Pari gagné : « Quand tout le monde, infrastructures, matériel, traction… se met ensemble autour d’un projet idéaliste, tel ce record du monde, on abat les barrières entre services, tout le monde travaille dans un même but et l’on arrive tous à se sublimer. Cela peut prouver que le chemin de fer a un avenir à une autre échelle. Cela montre sa jeunesse à son entrée dans le XXIe siècle. » Philippe Mirville le dit tout net : « C’est le plus important moment de ma vie… dans ma carrière. Énormément d’émotion. En gare de Marseille, je me suis demandé si c’était vrai. Je ne peux rien attendre de mieux… »
P. G.
« Loft story »… sur les rails
Il y a les 11 caméras, trois placées en motrice avant, deux en motrice arrière, deux pour filmer l’intérieur du laboratoire, une pour la surveillance du pantographe, une mobile pour scruter par le menu le détail du travail, deux en voiture 2 sur le plateau d’interview installé là – presque – comme à la télé…

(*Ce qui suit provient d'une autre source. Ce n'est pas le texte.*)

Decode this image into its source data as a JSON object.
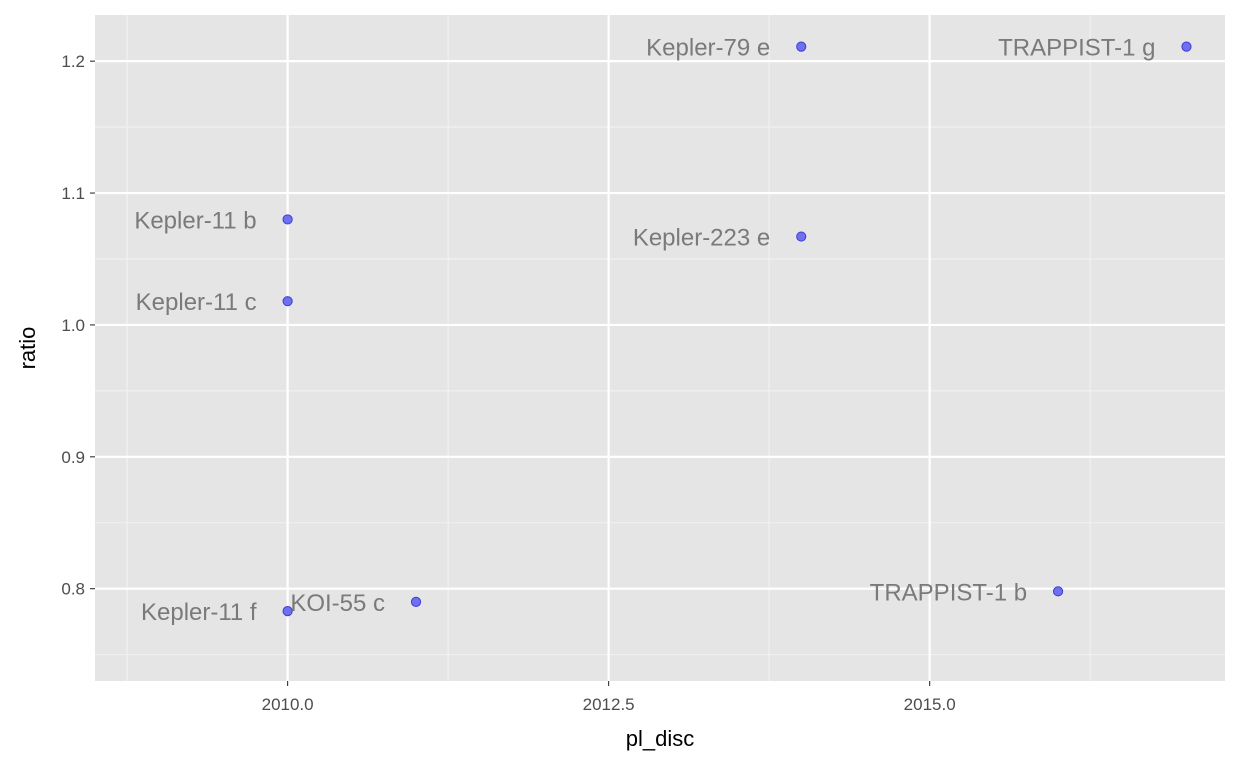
{
  "chart_data": {
    "type": "scatter",
    "title": "",
    "xlabel": "pl_disc",
    "ylabel": "ratio",
    "xlim": [
      2008.5,
      2017.3
    ],
    "ylim": [
      0.73,
      1.235
    ],
    "x_ticks": [
      {
        "value": 2010.0,
        "label": "2010.0"
      },
      {
        "value": 2012.5,
        "label": "2012.5"
      },
      {
        "value": 2015.0,
        "label": "2015.0"
      }
    ],
    "y_ticks": [
      {
        "value": 0.8,
        "label": "0.8"
      },
      {
        "value": 0.9,
        "label": "0.9"
      },
      {
        "value": 1.0,
        "label": "1.0"
      },
      {
        "value": 1.1,
        "label": "1.1"
      },
      {
        "value": 1.2,
        "label": "1.2"
      }
    ],
    "grid": true,
    "points": [
      {
        "x": 2014,
        "y": 1.211,
        "label": "Kepler-79 e"
      },
      {
        "x": 2017,
        "y": 1.211,
        "label": "TRAPPIST-1 g"
      },
      {
        "x": 2010,
        "y": 1.08,
        "label": "Kepler-11 b"
      },
      {
        "x": 2014,
        "y": 1.067,
        "label": "Kepler-223 e"
      },
      {
        "x": 2010,
        "y": 1.018,
        "label": "Kepler-11 c"
      },
      {
        "x": 2016,
        "y": 0.798,
        "label": "TRAPPIST-1 b"
      },
      {
        "x": 2011,
        "y": 0.79,
        "label": "KOI-55 c"
      },
      {
        "x": 2010,
        "y": 0.783,
        "label": "Kepler-11 f"
      }
    ],
    "colors": {
      "panel_background": "#e5e5e5",
      "grid_major": "#ffffff",
      "grid_minor": "#f2f2f2",
      "point_fill": "#7070ee",
      "point_stroke": "#3b3bdc",
      "label_text": "#7a7a7a"
    }
  }
}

Et puis il y a la Régie vidéo qui diffuse, sans interruption, sur les 25 moniteurs à cristaux liquides disséminés dans la rame un programme sélectionné à partir des 11 caméras… Pour ce record du monde, en prélude à l’inauguration du TGV Méditerranée, le Centre audiovisuel de la SNCF a joué avec une franche réussite le très grand spectacle « en direct », techniquement orchestré par Christian Beun. Parmi les défis relevés, inédits, figure la réalisation d’une émission en télévision numérique – offrant, par rapport au câble, toute liberté de déplacement – dans un TGV en mouvement.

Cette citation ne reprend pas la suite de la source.